Notes From the Edge of a Continent

Wednesday, September 13, 2006

Jazz Bakery


It's hard to sit in my open air Spanish courtyard fortress style apartment complex knowing that there is a whirl of activity just on the horizon in any direction.


I could not let idleness win the night, and found myself at a non-profit club called the Jazz Bakery in Culver City, a 35 minute bus ride from my place. The Bakery is in an indescribable, only-in-LA type of drive through stip mall neighborhood zoneage thing. It was an awkward approach to landscape architecture and spatial planning, but probably perfect if you're driving.
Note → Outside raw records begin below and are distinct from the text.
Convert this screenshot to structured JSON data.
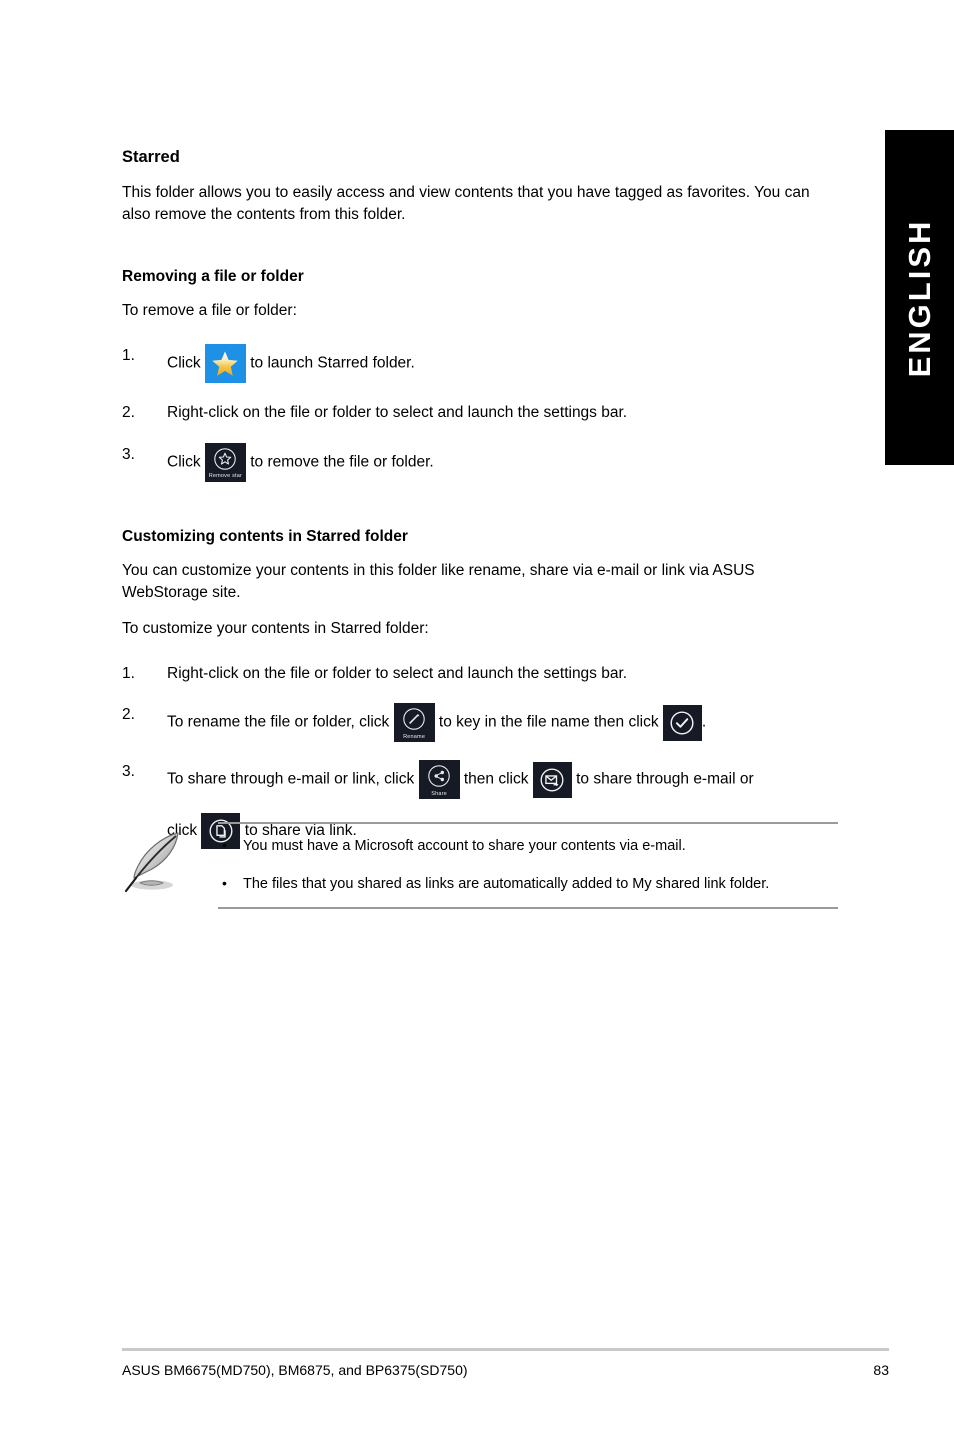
{
  "side_tab": {
    "label": "ENGLISH"
  },
  "section": {
    "title": "Starred",
    "intro": "This folder allows you to easily access and view contents that you have tagged as favorites. You can also remove the contents from this folder."
  },
  "removing": {
    "title": "Removing a file or folder",
    "lead": "To remove a file or folder:",
    "steps": [
      {
        "num": "1.",
        "before": "Click",
        "icon": "starred-folder-icon",
        "after": "to launch Starred folder."
      },
      {
        "num": "2.",
        "before": "Right-click on the file or folder to select and launch the settings bar.",
        "icon": "",
        "after": ""
      },
      {
        "num": "3.",
        "before": "Click",
        "icon": "remove-star-icon",
        "after": "to remove the file or folder."
      }
    ]
  },
  "customizing": {
    "title": "Customizing contents in Starred folder",
    "intro": "You can customize your contents in this folder like rename, share via e-mail or link via ASUS WebStorage site.",
    "lead": "To customize your contents in Starred folder:",
    "steps": [
      {
        "num": "1.",
        "text": "Right-click on the file or folder to select and launch the settings bar."
      },
      {
        "num": "2.",
        "t1": "To rename the file or folder, click",
        "t2": "to key in the file name then click",
        "t3": "."
      },
      {
        "num": "3.",
        "t1": "To share through e-mail or link, click",
        "t2": "then click",
        "t3": "to share through e-mail or",
        "t4": "click",
        "t5": "to share via link."
      }
    ]
  },
  "icons": {
    "starred_folder": {
      "name": "starred-folder-icon",
      "tile_color": "#1e90e6",
      "star_color": "#f0b832"
    },
    "remove_star": {
      "name": "remove-star-icon",
      "label": "Remove star",
      "tile_color": "#161a24"
    },
    "rename": {
      "name": "rename-icon",
      "label": "Rename",
      "tile_color": "#161a24"
    },
    "confirm": {
      "name": "confirm-check-icon",
      "tile_color": "#0a0a0a"
    },
    "share": {
      "name": "share-icon",
      "label": "Share",
      "tile_color": "#161a24"
    },
    "share_email": {
      "name": "share-email-icon",
      "tile_color": "#161a24"
    },
    "share_link": {
      "name": "share-link-icon",
      "tile_color": "#161a24"
    },
    "note_pen": {
      "name": "note-pen-icon"
    }
  },
  "note": {
    "bullet": "•",
    "items": [
      "You must have a Microsoft account to share your contents via e-mail.",
      "The files that you shared as links are automatically added to My shared link folder."
    ]
  },
  "footer": {
    "left": "ASUS BM6675(MD750), BM6875, and BP6375(SD750)",
    "page": "83"
  }
}
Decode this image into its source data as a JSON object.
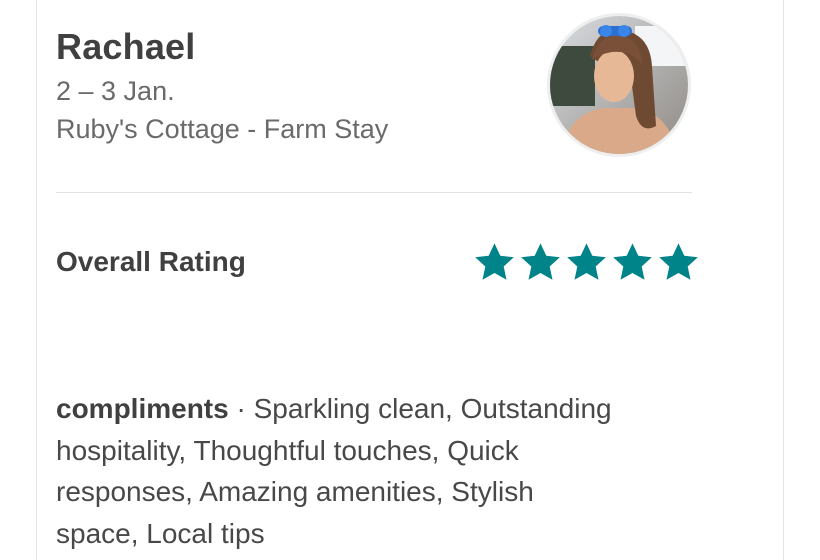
{
  "review": {
    "guest_name": "Rachael",
    "stay_dates": "2 – 3 Jan.",
    "listing_name": "Ruby's Cottage - Farm Stay",
    "avatar_icon": "guest-avatar-photo"
  },
  "rating": {
    "label": "Overall Rating",
    "stars": 5,
    "max_stars": 5,
    "star_color": "#008489"
  },
  "compliments": {
    "heading": "compliments",
    "separator": " · ",
    "text": "Sparkling clean, Outstanding hospitality, Thoughtful touches, Quick responses, Amazing amenities, Stylish space, Local tips"
  }
}
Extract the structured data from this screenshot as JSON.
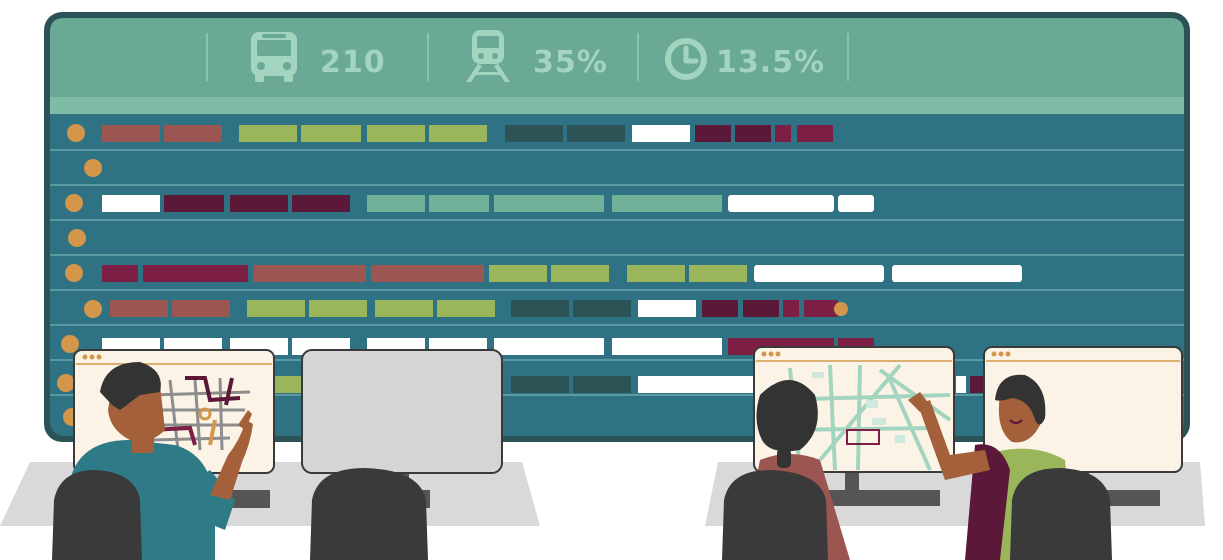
{
  "stats": [
    {
      "icon": "bus-icon",
      "value": "210"
    },
    {
      "icon": "train-icon",
      "value": "35%"
    },
    {
      "icon": "clock-icon",
      "value": "13.5%"
    }
  ],
  "colors": {
    "frame": "#2b5357",
    "header": "#6aa995",
    "board": "#2f7283",
    "row_line": "#5b9aa3",
    "dot": "#d3964a",
    "red": "#9b5651",
    "green": "#9bb65a",
    "dark": "#2c5456",
    "white": "#ffffff",
    "maroon": "#5c1839",
    "magenta": "#7d1f45",
    "teal": "#72b199"
  },
  "rows": [
    {
      "segments": [
        [
          "red",
          2
        ],
        [
          "gap",
          0.5
        ],
        [
          "green",
          4
        ],
        [
          "gap",
          0.5
        ],
        [
          "dark",
          2
        ],
        [
          "white",
          1
        ],
        [
          "maroon",
          2
        ],
        [
          "magenta",
          1.5
        ]
      ]
    },
    {
      "segments": []
    },
    {
      "segments": [
        [
          "white",
          1
        ],
        [
          "maroon",
          3
        ],
        [
          "gap",
          0.5
        ],
        [
          "teal",
          5
        ],
        [
          "white",
          2.5
        ]
      ]
    },
    {
      "segments": []
    },
    {
      "segments": [
        [
          "maroon",
          0.6
        ],
        [
          "red",
          4
        ],
        [
          "green",
          2
        ],
        [
          "gap",
          0.3
        ],
        [
          "green",
          2
        ],
        [
          "white",
          2
        ],
        [
          "white",
          2
        ]
      ]
    },
    {
      "segments": [
        [
          "red",
          2
        ],
        [
          "gap",
          0.3
        ],
        [
          "green",
          4
        ],
        [
          "gap",
          0.3
        ],
        [
          "dark",
          2
        ],
        [
          "white",
          1
        ],
        [
          "maroon",
          2
        ],
        [
          "magenta",
          1
        ]
      ]
    },
    {
      "segments": [
        [
          "white",
          3
        ],
        [
          "white",
          2
        ],
        [
          "white",
          2
        ],
        [
          "maroon",
          2
        ]
      ]
    },
    {
      "segments": [
        [
          "red",
          0.5
        ],
        [
          "green",
          2
        ],
        [
          "dark",
          2
        ],
        [
          "white",
          4
        ],
        [
          "maroon",
          0.5
        ]
      ]
    }
  ]
}
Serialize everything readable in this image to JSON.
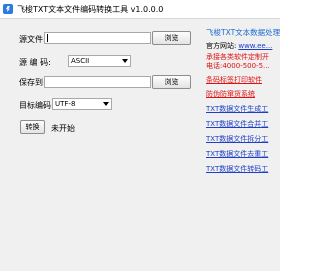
{
  "window": {
    "title": "飞梭TXT文本文件编码转换工具 v1.0.0.0"
  },
  "form": {
    "source_file_label": "源文件:",
    "browse_label": "浏览",
    "source_encoding_label": "源 编 码:",
    "source_encoding_value": "ASCII",
    "save_to_label": "保存到:",
    "browse2_label": "浏览",
    "target_encoding_label": "目标编码:",
    "target_encoding_value": "UTF-8",
    "convert_label": "转换",
    "status_text": "未开始"
  },
  "side": {
    "header": "飞梭TXT文本数据处理器",
    "website_prefix": "官方网站:",
    "website_url": "www.ee...",
    "promo_line1": "承接各类软件定制开",
    "promo_line2": "电话:4000-500-5...",
    "links": [
      "条码标签打印软件",
      "防伪防窜货系统",
      "TXT数据文件生成工",
      "TXT数据文件合并工",
      "TXT数据文件拆分工",
      "TXT数据文件去重工",
      "TXT数据文件转码工"
    ]
  },
  "colors": {
    "link": "#1c3ec9",
    "accent": "#1c6bd0",
    "promo": "#e01010",
    "client_bg": "#f0f0f0"
  }
}
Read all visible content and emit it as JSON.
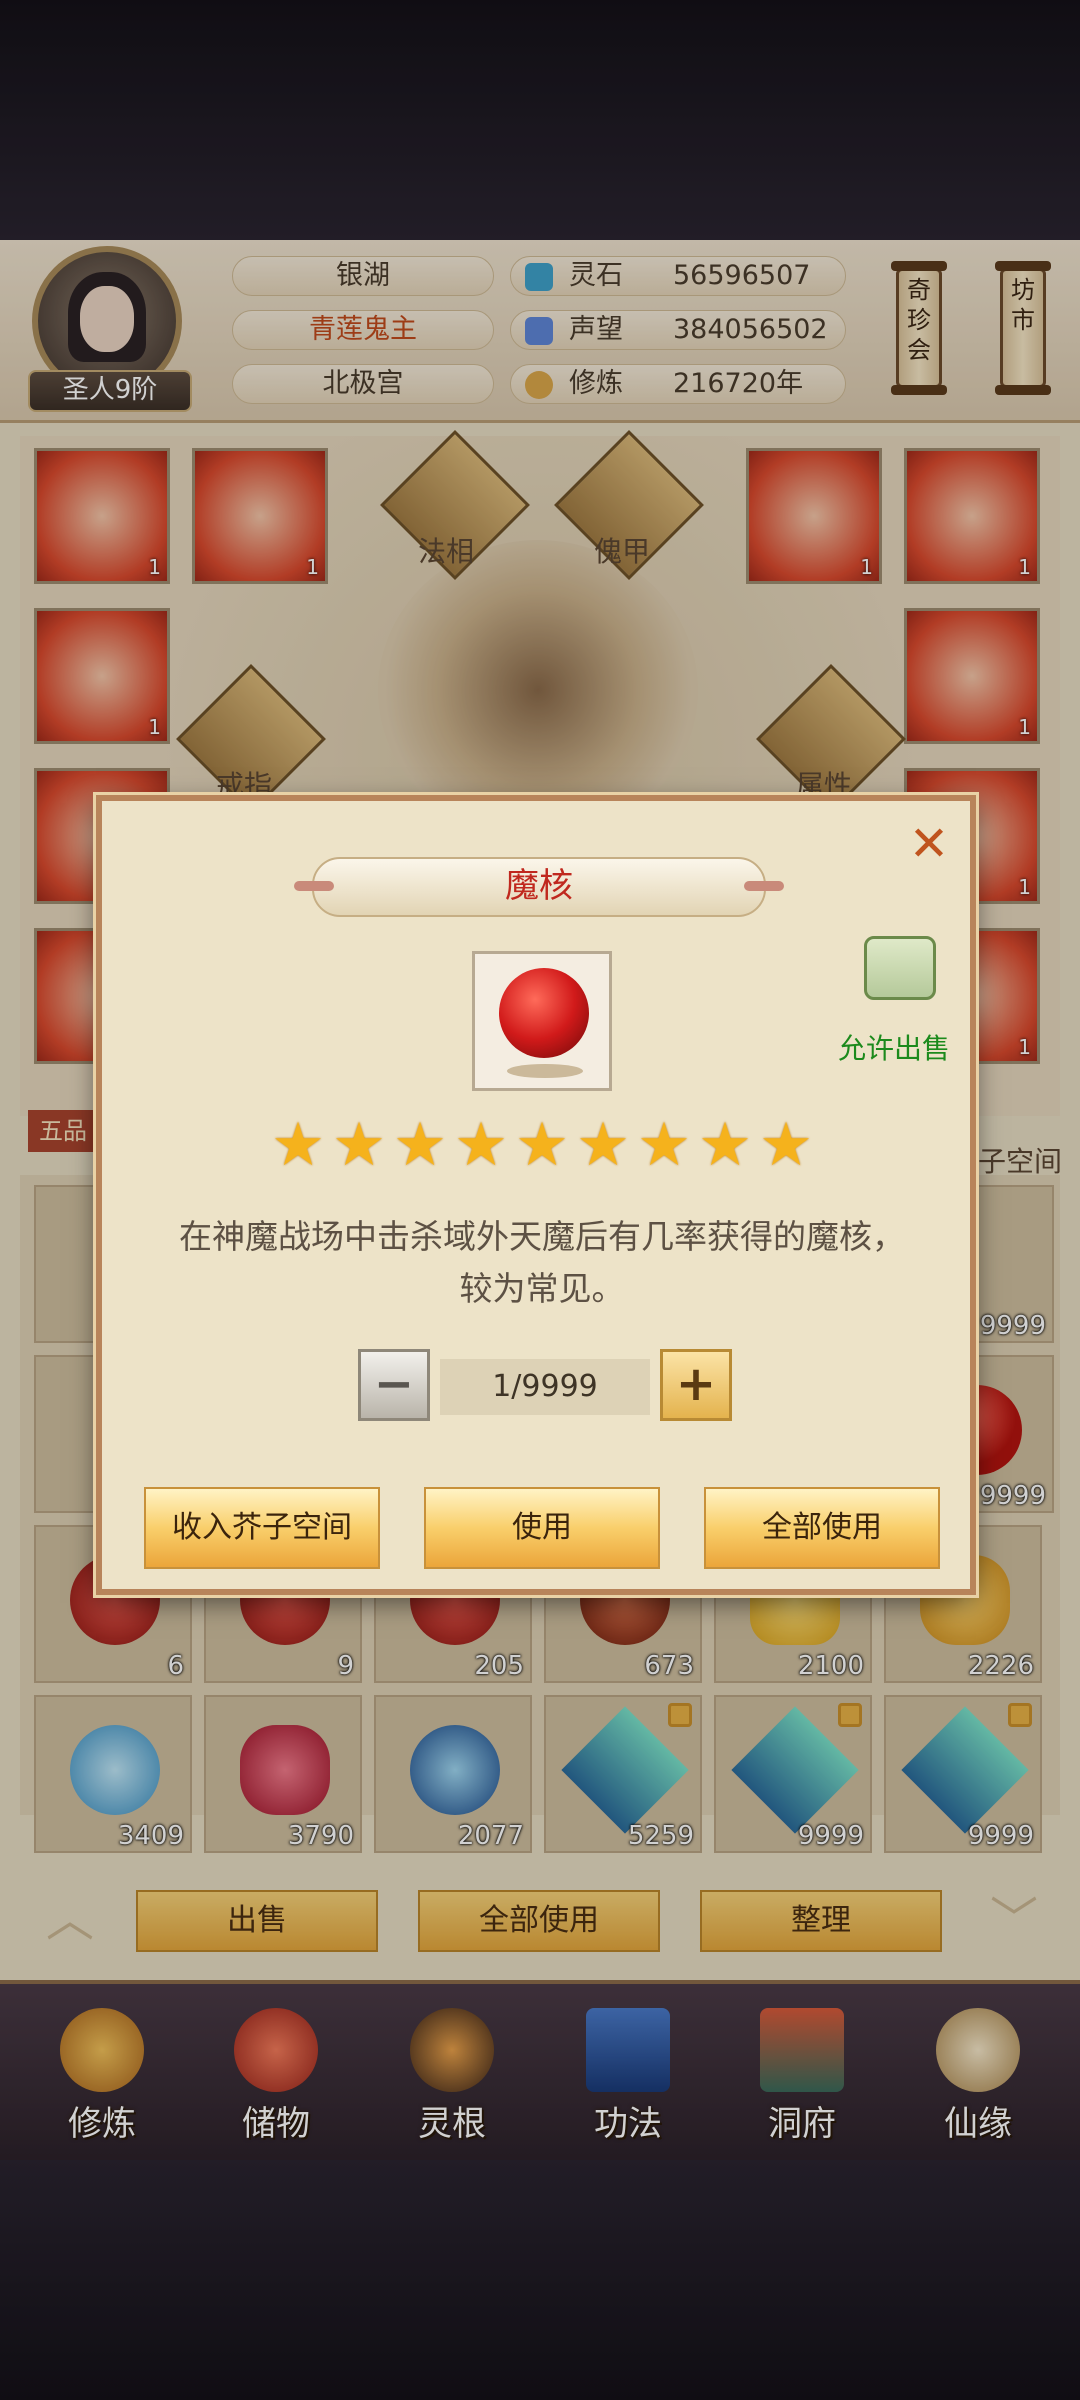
{
  "player": {
    "rank": "圣人9阶",
    "names": [
      "银湖",
      "青莲鬼主",
      "北极宫"
    ],
    "stats": [
      {
        "label": "灵石",
        "value": "56596507",
        "icon": "spirit-stone-icon"
      },
      {
        "label": "声望",
        "value": "384056502",
        "icon": "prestige-icon"
      },
      {
        "label": "修炼",
        "value": "216720年",
        "icon": "meditation-icon"
      }
    ]
  },
  "scrolls": [
    "奇珍会",
    "坊市"
  ],
  "equip": {
    "slot_labels": [
      "法相",
      "傀甲",
      "戒指",
      "属性"
    ],
    "counts": [
      "1",
      "1",
      "1",
      "1",
      "1",
      "1",
      "1",
      "1",
      "1",
      "1",
      "1",
      "1"
    ]
  },
  "inventory": {
    "tag": "五品",
    "space_label": "芥子空间",
    "row_counts": [
      "6",
      "9",
      "205",
      "673",
      "2100",
      "2226"
    ],
    "row2_counts": [
      "3409",
      "3790",
      "2077",
      "5259",
      "9999",
      "9999"
    ],
    "side_counts": [
      "9999",
      "9999"
    ]
  },
  "bottom_buttons": [
    "出售",
    "全部使用",
    "整理"
  ],
  "nav": [
    "修炼",
    "储物",
    "灵根",
    "功法",
    "洞府",
    "仙缘"
  ],
  "modal": {
    "title": "魔核",
    "close": "✕",
    "sell_status": "允许出售",
    "stars": 9,
    "description_line1": "在神魔战场中击杀域外天魔后有几率获得的魔核，",
    "description_line2": "较为常见。",
    "quantity": "1/9999",
    "minus": "−",
    "plus": "+",
    "buttons": [
      "收入芥子空间",
      "使用",
      "全部使用"
    ]
  },
  "colors": {
    "title_red": "#c0281e",
    "sell_green": "#1c8a1c",
    "gold": "#f5b21c"
  }
}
Once inside my door, however, the scene was cozy and welcoming, and the crowd that mingled was small and friendly. There was a great photo exhibit going on about jazz artists in action from the mid 1980s. Many were names I'd never heard, but there were a few leftovers from the golden years. Playing that night was a piano/upright bass/drum trio with Aaron Goldberg on piano, Reuben Rogers on bass, and Eric Harland on drums. Rogers is a big, smiling, dancing, Israeli guy with a 1960s Fidel Castro beard. Harland is a powerful Texan drummer who didn't miss a beat. And Goldberg is a Brazilian/American pianist whose compositions at times reminded me of a mix between the Charles Schulz Peanuts theme song and John Lennon's later years. Besides being amazed by the professional skills and execution by Goldberg and Rogers, I was most enthralled by Harland's ferocious drumming. One of his crash symbols had some rattlers on it so that whenever he tapped it a sizzling ring would go on for about 20 seconds. It created a nice background for whatever else he was doing at the time. He also was not afraid to go Bonham style, using the four sticks when appropriate, but alternated with soft brushes and padded mallets. The room was not a bar, but a mini concert hall with about 100 plastic lawn chairs set up. There were only around 30 people there, so I was able to stretch out and get close to the stage. I discovered that many of the audience members were students or teachers from the Thelonious Monk Institute of Jazz in LA. I like the oven metaphor of the Jazz Bakery a lot. You mix up the musicians and the audience and the sound in a room, heat them up slowly, and what comes out is likely to be good. It reminds me a lot of playing with Armadillo. On the bus ride home I witnessed a man having a real live conversation with himself about absolutely nothing. He was clear and eloquent and made no sense whatsoever.